Update: On Merck “Naming Rights Spats” Around The Globe: Mixed Outcome In Mexico… SEC Form 10-K

I have been busy with other things, but I did want to provide the “soup to nuts” update on all of this, that one might not otherwise see, which is. . . buried deep, at near the bottom of page 105, of the SEC Form 10-K Merck filed Thursday after market close — for the readership.

In it, we learn that Merck should soon hear about additional trademark decisions out of Germany, and won in part (and lost in part) in Mexico — last month. Here’s the bit:

. . . .As previously disclosed, in January 2016, to protect its long-established brand rights in the United States, the Company filed a lawsuit against Merck KGaA, Darmstadt, Germany (KGaA), historically operating as the EMD Group in the United States, alleging it improperly uses the name “Merck” in the United States. KGaA has filed suit against the Company in France, the UK, Germany, Switzerland, Mexico, India, Australia, Singapore, Hong Kong, and China alleging, among other things, unfair competition, trademark infringement and/or corporate name infringement. In the UK, Australia, Singapore, Hong Kong, and India, KGaA also alleges breach of the parties’ coexistence agreement.

In December 2015, the Paris Court of First Instance issued a judgment finding that certain activities by the Company directed towards France did not constitute trademark infringement and unfair competition while other activities were found to infringe and constitute unfair competition. The Company and KGaA appealed the decision, and the appeal was heard in May 2017. In June 2017, the French appeals court held that certain of the activities by the Company directed to France constituted unfair competition or trademark infringement and, in December 2017, the Company decided not to pursue any further appeal.

In January 2016, the UK High Court issued a judgment finding that the Company had breached the co-existence agreement and infringed KGaA’s trademark rights as a result of certain activities directed towards the UK based on use of the word MERCK on promotional and information activity. As noted in the UK decision, this finding was not based on the Company’s use of the sign MERCK in connection with the sale of products or any material pharmaceutical business transacted in the UK. The Company and KGaA have both appealed this decision, and the appeal was heard in June 2017. In November 2017, the UK Court of Appeals affirmed the decision on the co-existence agreement and remitted for re-hearing issues of trademark infringement, the scope of KGaA’s UK trademarks for pharmaceutical products, and the relief to which KGaA would be entitled. The re-hearing was held, and no decision has been handed down. In November 2018, the District Court in Hamburg, Germany dismissed all of KGaA’s claims concerning KGaA’s EU trademark with respect to the territory of the EU. In accordance with the Judgment of the Court of Justice of the EU delivered in October 2017, the District Court in Hamburg further held that it had no jurisdiction over the claim by KGaA insofar as the claim related to the territory of the UK. KGaA has appealed this decision.
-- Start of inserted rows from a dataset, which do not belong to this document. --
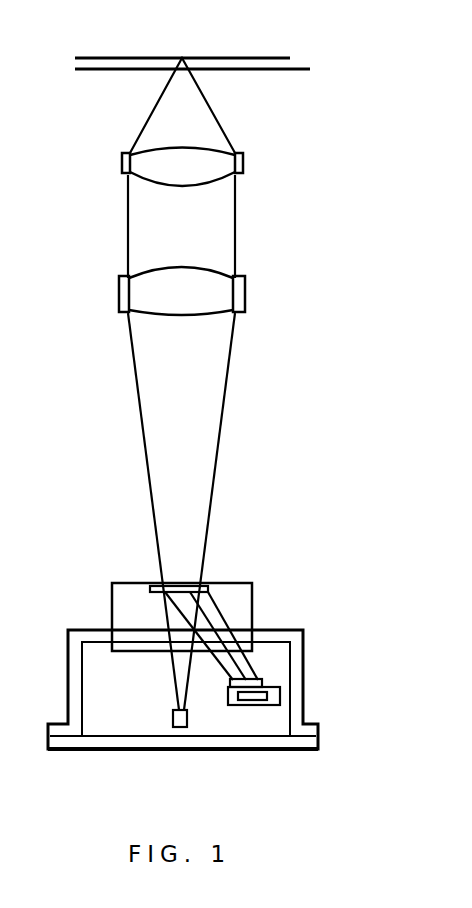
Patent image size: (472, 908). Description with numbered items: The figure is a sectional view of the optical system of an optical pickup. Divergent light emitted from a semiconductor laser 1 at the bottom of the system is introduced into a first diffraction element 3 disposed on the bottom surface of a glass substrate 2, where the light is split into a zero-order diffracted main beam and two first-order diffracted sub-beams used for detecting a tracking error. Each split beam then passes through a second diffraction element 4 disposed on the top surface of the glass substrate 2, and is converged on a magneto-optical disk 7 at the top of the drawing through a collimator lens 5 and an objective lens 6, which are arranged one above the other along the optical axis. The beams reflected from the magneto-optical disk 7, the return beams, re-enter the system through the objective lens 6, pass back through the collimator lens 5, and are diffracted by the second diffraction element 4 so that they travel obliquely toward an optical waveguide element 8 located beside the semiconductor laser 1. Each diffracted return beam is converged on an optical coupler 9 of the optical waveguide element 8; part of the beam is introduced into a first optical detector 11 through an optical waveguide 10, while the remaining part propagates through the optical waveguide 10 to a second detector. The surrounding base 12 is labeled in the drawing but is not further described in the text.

The semiconductor laser 1 is at (172, 720).
The glass substrate 2 is at (252, 604).
The first diffraction element 3 is at (150, 622).
The second diffraction element 4 is at (162, 585).
The collimator lens 5 is at (246, 293).
The objective lens 6 is at (243, 165).
The magneto-optical disk 7 is at (270, 60).
The optical waveguide element 8 is at (280, 695).
The optical coupler 9 is at (256, 679).
The optical waveguide 10 is at (278, 692).
The first optical detector 11 is at (255, 706).
The base housing 12 is at (320, 745).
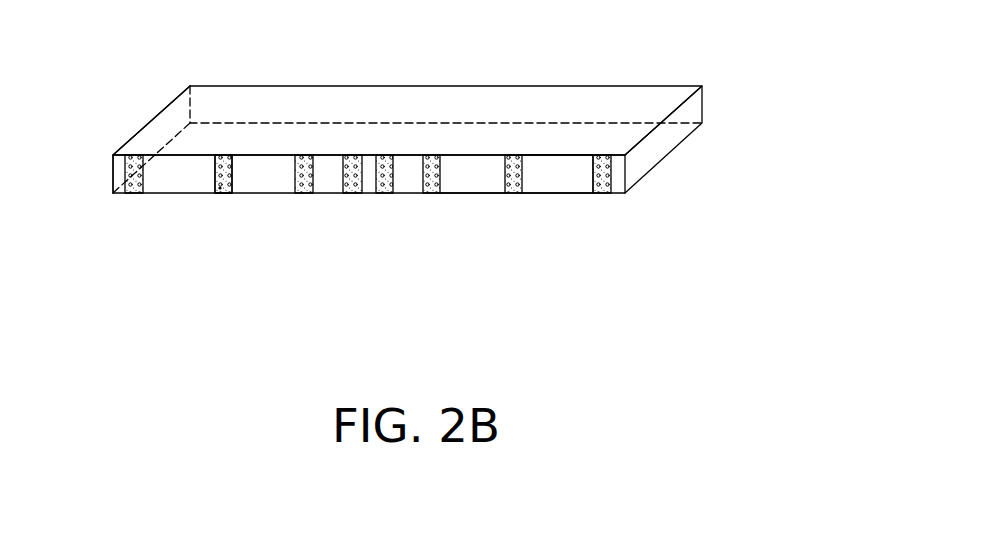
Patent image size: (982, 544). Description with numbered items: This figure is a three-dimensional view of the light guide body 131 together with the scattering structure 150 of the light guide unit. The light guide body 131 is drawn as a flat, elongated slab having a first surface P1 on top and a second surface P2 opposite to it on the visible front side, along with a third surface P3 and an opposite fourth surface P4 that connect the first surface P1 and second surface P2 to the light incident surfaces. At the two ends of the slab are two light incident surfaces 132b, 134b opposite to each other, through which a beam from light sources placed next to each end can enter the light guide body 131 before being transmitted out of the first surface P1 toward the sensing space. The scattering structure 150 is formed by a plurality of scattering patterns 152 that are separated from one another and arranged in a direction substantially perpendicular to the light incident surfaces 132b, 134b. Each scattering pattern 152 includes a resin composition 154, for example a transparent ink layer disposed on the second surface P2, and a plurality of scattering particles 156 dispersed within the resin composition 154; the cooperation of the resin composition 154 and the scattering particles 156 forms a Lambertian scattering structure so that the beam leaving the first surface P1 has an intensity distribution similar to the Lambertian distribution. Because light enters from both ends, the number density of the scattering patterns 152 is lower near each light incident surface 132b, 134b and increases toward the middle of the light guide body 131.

The light guide body 131 is at (577, 182).
The scattering structure 150 is at (383, 205).
The scattering patterns 152 is at (241, 233).
The resin composition 154 is at (230, 175).
The scattering particles 156 is at (220, 190).
The light incident surface 132b is at (152, 118).
The light incident surface 134b is at (660, 147).
The first surface P1 is at (375, 83).
The second surface P2 is at (550, 175).
The third surface P3 is at (515, 103).
The fourth surface P4 is at (473, 195).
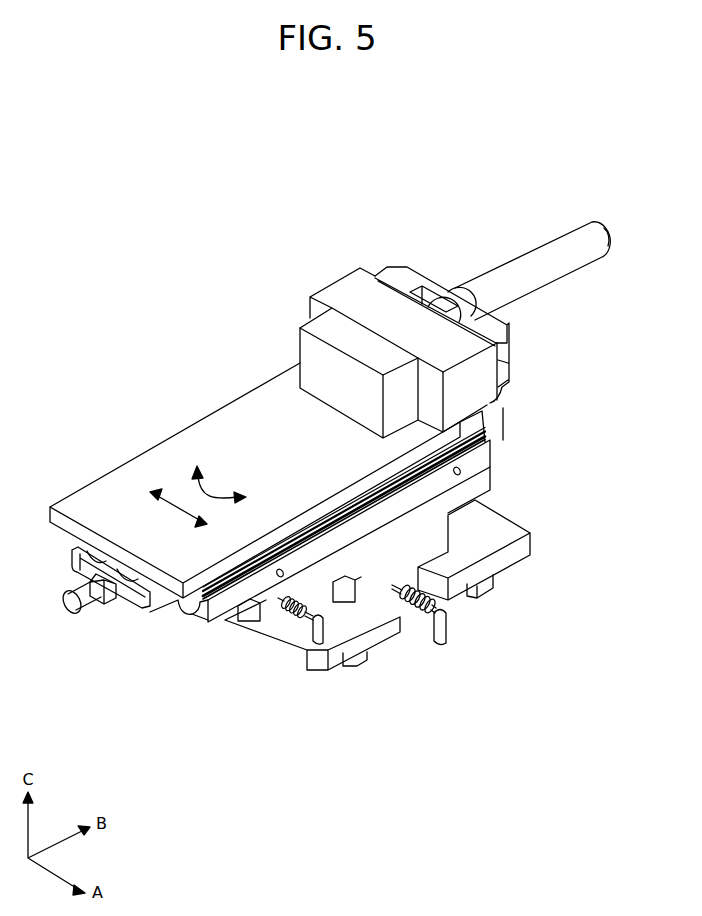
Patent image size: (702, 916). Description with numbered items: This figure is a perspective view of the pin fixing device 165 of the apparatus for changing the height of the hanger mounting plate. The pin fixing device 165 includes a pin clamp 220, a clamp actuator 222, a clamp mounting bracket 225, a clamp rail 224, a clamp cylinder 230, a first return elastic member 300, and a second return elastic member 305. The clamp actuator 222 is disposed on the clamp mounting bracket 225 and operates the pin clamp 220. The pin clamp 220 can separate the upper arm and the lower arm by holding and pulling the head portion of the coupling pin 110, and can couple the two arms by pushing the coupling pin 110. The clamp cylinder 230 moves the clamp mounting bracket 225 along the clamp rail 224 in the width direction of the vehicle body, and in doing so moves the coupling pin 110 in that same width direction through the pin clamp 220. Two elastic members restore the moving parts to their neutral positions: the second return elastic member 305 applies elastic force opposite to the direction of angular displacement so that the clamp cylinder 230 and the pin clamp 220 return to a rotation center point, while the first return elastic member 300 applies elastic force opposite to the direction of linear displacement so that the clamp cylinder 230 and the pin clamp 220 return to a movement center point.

The coupling pin 110 is at (541, 262).
The pin fixing device 165 is at (128, 222).
The pin clamp 220 is at (510, 326).
The clamp actuator 222 is at (487, 373).
The clamp rail 224 is at (70, 548).
The clamp mounting bracket 225 is at (127, 470).
The clamp cylinder 230 is at (203, 615).
The first return elastic member 300 is at (413, 608).
The second return elastic member 305 is at (288, 611).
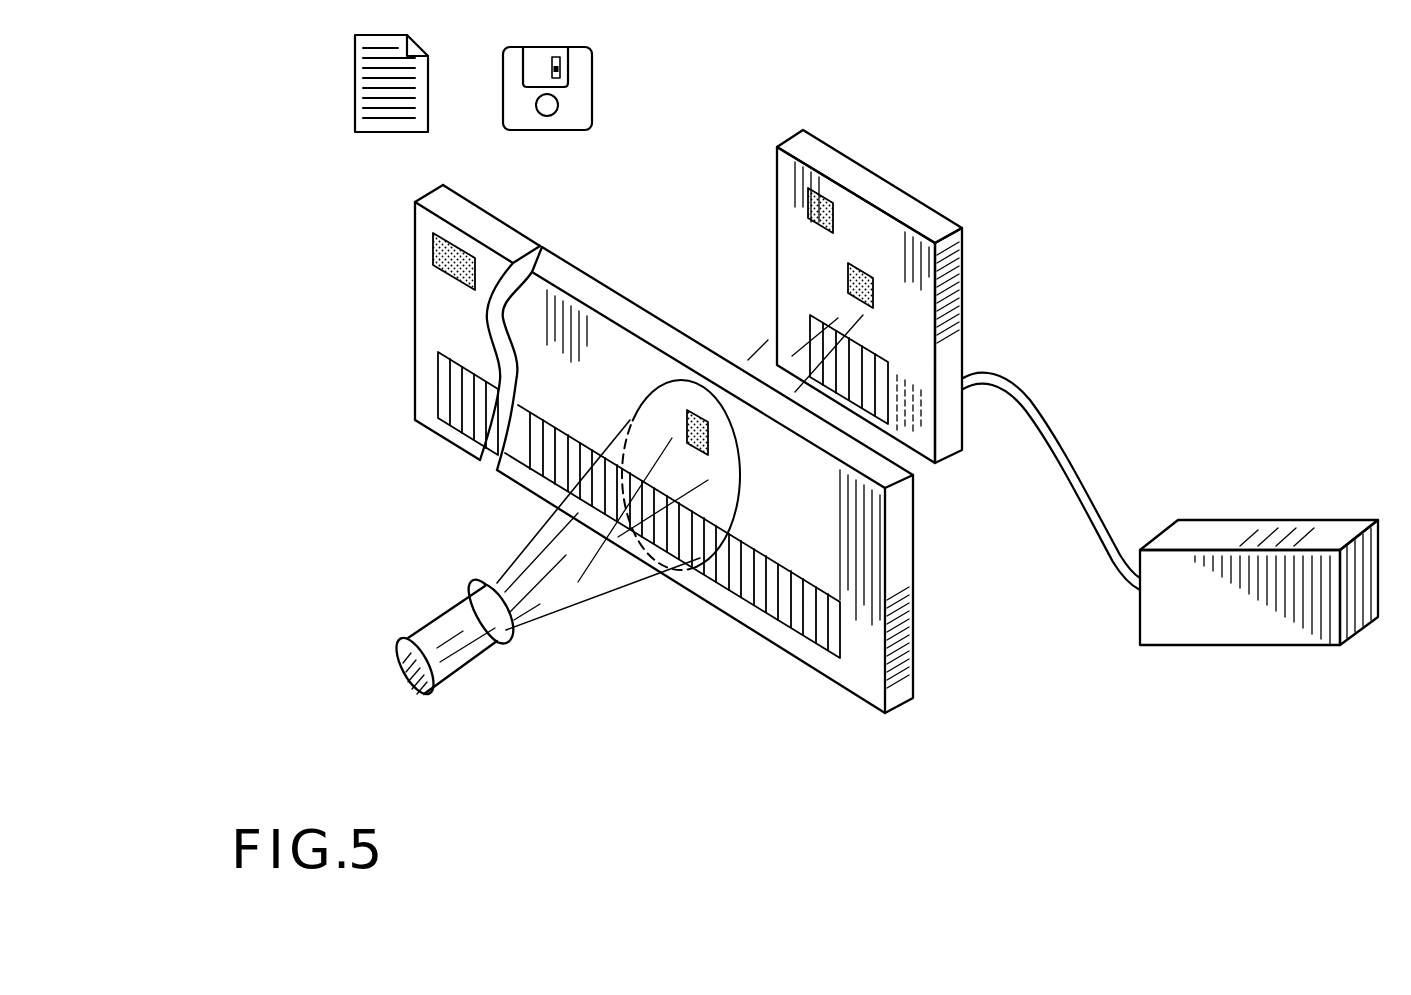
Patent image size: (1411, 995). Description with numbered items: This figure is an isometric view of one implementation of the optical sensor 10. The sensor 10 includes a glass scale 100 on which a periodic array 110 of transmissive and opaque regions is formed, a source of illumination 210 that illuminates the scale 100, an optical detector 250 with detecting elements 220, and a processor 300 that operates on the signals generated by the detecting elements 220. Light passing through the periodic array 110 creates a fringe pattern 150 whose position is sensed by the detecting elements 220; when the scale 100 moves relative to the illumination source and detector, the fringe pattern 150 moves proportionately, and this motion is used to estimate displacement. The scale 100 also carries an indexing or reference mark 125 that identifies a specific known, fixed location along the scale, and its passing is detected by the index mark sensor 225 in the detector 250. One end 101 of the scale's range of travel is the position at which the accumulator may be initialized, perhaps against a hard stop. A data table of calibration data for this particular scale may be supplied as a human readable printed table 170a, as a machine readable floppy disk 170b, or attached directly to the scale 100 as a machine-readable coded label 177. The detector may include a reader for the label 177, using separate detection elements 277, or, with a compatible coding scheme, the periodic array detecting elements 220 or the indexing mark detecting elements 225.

Further decisions from the District Court in Hamburg, Germany, in connection with claims concerning KGaA’s EU trademark, German trademark and trade name rights as well as unfair competition law with respect to the territory of Germany are expected on February 28, 2019.

In January 2019, the Mexican Trademark Office issued a decision on KGaA’s action. The court found no trademark infringement by the Company and dismissed all of KGaA’s claims for trademark infringement. The court ruled against the Company on KGaA’s unfair competition claim. Both KGaA and the Company have appealed this decision. . . .

Obviously, the German court is overdue, on handing down its trademark decision — so we will watch for that. It would seem that the amount of legal fees piling up around the globe will soon begin to approach at least the lower end of the range of damages being sought worldwide. When, in the experienced trial lawyer’s view, will it be time, for Mr. Frazier. . . to settle? That’s a puzzlement to me — especially as each side wins only in part, around the world — and each side loses in part — as well, it seems.

Now you know — mini polar vortex arriving here — and I’m out grilling a rib-eye. That’s how we do — at 10,200 feet!